Digital circuits operating in highly radiative environments are frequently subject to transient or permanent faults. We propose real-time techniques for automatically reconfiguring a damaged circuit implemented on Field-Programmable Gate Arrays (FPGAs) during mission time.
Digital circuits will play a major role in the design of future space exploration vehicles. It will be critical for long-duration manned flights to have a robust and efficient fault recovery mechanism that protects the electronic circuits from high-energy particle impacts.
Our current research follows two main directions. One approach consists of applying genetic algorithms in order to evolve a damaged circuit until a correct reconfiguration has been found. Most evolutionary approaches to fault recovery in FPGAs focus solely on evolving logic, as opposed to evolving both logic and routing. Evolutionary fault-recovery systems should benefit by accommodating routing as well, since the majority of transistors in a typical FPGA are dedicated to interconnects (approximately 80% in one estimate). The Evolvable Systems Group at NASA Ames has developed an evolutionary fault-recovery system employing a genetic representation that takes into account both logic and routing configurations.
Experiments were conducted using a software model of the Xilinx Virtex FPGA. Using four Virtex combinational logic blocks, the system was able to evolve a 100% accurate quadrature decoder finite state machine in the presence of a stuck-at-0 fault. This technology is efficient and has a small footprint, which enables an implementation on flight systems.Right: A damaged FPGA with a stuck-at-0 fault.
The other approach to circuit evolution is quite recent and uses modern resolution algorithms that operate on Boolean formulas (SAT solver technology) to automatically generate a correct FPGA configuration. The Genetic Algorithm approach does not provide a guarantee that the repaired circuit will behave exactly as it did before the fault occurred. In contrast, the SAT-based technology mathematically guarantees that the reconfigured circuit implements exactly the same functionality as the original one. Preliminary experiments show good scalability and high resilience in the presence of multiple damages.

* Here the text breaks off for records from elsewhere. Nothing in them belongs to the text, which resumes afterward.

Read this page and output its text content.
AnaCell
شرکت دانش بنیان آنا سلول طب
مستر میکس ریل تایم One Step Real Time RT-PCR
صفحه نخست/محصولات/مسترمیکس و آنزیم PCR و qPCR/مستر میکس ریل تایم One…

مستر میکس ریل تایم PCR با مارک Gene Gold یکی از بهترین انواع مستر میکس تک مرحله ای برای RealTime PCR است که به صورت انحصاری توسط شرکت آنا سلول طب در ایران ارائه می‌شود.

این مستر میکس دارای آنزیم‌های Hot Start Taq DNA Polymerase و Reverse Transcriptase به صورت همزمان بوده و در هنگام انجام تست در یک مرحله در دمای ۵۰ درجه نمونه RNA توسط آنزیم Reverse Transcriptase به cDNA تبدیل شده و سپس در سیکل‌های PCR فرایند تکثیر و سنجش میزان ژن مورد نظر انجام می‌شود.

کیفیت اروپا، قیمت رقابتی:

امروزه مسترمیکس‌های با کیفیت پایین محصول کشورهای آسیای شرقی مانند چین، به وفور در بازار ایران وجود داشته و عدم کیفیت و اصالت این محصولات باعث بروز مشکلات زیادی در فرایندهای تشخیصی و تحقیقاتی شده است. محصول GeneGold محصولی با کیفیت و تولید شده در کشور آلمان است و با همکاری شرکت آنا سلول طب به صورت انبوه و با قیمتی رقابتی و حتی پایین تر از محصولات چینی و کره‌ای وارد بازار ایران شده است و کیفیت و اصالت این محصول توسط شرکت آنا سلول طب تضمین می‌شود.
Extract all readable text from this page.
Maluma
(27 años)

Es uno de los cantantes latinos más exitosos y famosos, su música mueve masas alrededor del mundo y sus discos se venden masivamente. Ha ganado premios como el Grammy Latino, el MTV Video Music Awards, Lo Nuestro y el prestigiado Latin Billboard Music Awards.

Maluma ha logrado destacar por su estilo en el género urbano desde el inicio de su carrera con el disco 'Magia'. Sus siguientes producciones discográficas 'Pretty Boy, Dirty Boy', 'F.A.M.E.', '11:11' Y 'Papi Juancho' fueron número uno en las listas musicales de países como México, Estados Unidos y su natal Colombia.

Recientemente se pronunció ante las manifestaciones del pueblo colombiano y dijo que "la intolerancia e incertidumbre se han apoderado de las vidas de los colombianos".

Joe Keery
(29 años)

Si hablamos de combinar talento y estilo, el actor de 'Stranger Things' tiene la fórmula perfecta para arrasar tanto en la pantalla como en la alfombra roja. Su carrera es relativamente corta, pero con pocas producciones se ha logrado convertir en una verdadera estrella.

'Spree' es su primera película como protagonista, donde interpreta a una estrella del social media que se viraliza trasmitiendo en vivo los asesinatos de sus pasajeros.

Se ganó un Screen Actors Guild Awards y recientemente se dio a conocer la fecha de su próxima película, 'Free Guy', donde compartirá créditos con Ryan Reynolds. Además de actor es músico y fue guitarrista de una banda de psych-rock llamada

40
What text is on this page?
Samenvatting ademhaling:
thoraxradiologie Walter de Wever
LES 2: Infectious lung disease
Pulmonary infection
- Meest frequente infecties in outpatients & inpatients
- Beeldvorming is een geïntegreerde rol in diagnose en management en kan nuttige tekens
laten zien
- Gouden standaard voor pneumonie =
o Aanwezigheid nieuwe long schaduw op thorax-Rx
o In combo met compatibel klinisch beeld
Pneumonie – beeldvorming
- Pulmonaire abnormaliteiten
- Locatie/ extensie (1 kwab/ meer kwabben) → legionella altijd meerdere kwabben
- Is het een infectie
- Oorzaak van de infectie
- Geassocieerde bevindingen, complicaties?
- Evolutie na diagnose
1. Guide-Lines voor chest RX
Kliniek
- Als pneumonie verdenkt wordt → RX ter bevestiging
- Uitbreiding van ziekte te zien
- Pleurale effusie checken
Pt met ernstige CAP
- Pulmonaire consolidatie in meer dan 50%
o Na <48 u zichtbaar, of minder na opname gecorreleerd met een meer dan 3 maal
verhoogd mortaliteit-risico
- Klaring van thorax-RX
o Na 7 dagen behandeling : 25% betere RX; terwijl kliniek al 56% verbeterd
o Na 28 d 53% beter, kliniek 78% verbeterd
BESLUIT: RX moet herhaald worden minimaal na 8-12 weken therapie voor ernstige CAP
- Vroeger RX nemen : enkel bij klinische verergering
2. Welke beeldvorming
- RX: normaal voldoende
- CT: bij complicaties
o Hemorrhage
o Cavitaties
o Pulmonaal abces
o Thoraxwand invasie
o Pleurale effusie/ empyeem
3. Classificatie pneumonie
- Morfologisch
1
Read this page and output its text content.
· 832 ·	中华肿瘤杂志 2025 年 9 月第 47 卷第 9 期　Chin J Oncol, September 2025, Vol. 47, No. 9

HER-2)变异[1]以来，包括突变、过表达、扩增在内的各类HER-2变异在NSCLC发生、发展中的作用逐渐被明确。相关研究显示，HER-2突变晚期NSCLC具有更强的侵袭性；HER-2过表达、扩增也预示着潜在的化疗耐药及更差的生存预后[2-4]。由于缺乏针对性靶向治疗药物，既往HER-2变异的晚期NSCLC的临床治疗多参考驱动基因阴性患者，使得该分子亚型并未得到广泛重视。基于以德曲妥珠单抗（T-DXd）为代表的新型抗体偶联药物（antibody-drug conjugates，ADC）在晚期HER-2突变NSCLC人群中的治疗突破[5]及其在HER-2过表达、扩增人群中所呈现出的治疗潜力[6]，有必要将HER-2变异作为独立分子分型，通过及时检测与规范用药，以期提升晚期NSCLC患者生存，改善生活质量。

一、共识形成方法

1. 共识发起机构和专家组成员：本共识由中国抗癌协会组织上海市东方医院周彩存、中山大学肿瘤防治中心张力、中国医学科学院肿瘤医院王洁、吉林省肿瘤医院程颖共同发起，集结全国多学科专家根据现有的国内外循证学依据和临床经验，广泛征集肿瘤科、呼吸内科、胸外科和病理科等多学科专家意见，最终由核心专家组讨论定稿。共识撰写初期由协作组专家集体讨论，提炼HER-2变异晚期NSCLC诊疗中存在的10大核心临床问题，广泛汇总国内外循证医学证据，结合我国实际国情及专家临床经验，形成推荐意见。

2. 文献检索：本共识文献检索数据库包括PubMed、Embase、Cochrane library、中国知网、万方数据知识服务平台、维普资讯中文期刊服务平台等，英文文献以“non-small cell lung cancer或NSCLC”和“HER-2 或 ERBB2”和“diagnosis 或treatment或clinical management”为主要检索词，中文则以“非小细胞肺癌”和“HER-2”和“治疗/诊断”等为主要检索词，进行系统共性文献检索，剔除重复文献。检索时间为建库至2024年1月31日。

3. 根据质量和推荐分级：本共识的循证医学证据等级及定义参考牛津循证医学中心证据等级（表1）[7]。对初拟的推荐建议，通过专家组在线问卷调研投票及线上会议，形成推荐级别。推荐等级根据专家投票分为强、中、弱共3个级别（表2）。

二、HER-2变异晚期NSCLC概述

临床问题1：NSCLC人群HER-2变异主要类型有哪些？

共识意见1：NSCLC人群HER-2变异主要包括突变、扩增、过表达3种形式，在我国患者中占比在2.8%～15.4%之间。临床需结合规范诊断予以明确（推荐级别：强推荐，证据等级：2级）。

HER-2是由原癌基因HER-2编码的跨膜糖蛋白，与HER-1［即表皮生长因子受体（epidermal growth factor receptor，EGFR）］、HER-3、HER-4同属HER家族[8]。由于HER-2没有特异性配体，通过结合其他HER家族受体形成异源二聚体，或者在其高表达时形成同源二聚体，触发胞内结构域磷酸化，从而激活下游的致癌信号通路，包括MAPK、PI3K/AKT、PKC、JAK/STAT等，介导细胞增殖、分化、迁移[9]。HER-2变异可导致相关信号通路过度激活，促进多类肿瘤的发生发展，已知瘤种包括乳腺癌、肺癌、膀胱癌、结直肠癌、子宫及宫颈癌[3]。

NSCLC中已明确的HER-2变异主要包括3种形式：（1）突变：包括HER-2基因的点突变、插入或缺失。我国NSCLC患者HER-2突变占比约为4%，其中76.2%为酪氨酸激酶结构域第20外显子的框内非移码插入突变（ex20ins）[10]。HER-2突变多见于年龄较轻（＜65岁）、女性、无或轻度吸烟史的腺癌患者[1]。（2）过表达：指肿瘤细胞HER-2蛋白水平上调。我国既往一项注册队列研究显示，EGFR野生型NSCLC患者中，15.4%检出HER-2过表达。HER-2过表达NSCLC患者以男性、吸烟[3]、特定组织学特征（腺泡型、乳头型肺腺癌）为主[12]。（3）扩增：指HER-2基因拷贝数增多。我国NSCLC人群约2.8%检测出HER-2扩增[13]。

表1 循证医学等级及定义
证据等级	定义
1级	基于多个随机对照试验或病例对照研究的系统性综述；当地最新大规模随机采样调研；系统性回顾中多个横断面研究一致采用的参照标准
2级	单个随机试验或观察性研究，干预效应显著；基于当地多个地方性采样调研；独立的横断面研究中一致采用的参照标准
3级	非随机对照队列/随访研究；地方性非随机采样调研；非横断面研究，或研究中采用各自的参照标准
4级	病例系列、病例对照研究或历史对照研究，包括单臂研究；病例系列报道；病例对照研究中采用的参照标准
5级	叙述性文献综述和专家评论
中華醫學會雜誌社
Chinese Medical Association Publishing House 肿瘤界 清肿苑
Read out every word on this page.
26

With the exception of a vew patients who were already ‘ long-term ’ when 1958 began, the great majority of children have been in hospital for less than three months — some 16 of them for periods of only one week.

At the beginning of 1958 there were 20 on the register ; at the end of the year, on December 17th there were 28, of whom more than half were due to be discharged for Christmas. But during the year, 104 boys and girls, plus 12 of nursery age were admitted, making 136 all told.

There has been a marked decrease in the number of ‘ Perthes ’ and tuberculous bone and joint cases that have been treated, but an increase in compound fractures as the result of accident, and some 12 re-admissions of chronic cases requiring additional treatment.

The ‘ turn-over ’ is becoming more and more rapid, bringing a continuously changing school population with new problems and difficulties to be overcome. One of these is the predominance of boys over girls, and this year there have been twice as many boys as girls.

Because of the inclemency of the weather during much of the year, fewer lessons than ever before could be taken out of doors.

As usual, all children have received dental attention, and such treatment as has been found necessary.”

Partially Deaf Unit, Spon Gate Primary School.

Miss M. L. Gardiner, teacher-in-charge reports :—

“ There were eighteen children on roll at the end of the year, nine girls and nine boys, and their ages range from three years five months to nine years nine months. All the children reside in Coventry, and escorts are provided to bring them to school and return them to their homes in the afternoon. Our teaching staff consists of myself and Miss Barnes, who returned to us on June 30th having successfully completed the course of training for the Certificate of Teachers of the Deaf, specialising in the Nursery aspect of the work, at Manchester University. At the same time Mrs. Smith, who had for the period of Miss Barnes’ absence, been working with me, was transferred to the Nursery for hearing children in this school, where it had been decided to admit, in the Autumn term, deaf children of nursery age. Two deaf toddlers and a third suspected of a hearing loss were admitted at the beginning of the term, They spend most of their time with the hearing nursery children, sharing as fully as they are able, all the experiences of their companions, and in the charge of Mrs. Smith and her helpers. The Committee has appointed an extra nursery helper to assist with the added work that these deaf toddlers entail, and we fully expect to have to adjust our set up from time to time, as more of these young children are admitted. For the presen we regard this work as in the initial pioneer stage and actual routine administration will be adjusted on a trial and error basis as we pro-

Critical operations performed by a spacecraft, such as pyrotechnic command control, are usually implemented on specialized digital circuits that can achieve high throughputs and short response times. Digital circuits can be exposed in space to extreme radiative and thermal conditions that may cause transient or permanent damages to the device. The common approach to this problem uses a combination of radiation-hardened circuits together with triple module redundancy. NASA is interested in investigating alternative and/or complementary technologies that could increase the reliability of digital circuits in radiative environments.
FPGAs offer an alternative approach to this problem. As opposed to traditional ASICs for which the design is fixed from the production line and cannot be changed later, FPGAs are reprogrammable circuits. An FPGA is a blank matrix of gates and wires (that may add up to millions for the most recent ones) that can be dynamically reconfigured to implement a specific circuit. If an element of an FPGA is damaged, for example a bit permanently stuck at 1, the internal redundancy of the circuit (the unused gates and wires) can be used to set up a new configuration that works around the faulty part. Using FPGAs in combination with module redundancy for example, enables the off-line reconfiguration of the damaged circuit and its reintegration into the system after repair. For this new approach to be applicable to long-duration space missions, the tasks of identifying the damaged portion of the FPGA and finding an alternative reconfiguration must be performed on board.
We propose effective techniques that can automatically analyze and reconfigure a damaged circuit with a high-level of reliability. These techniques are lightweight and can be implemented in the resource-constrained environment of a spacecraft.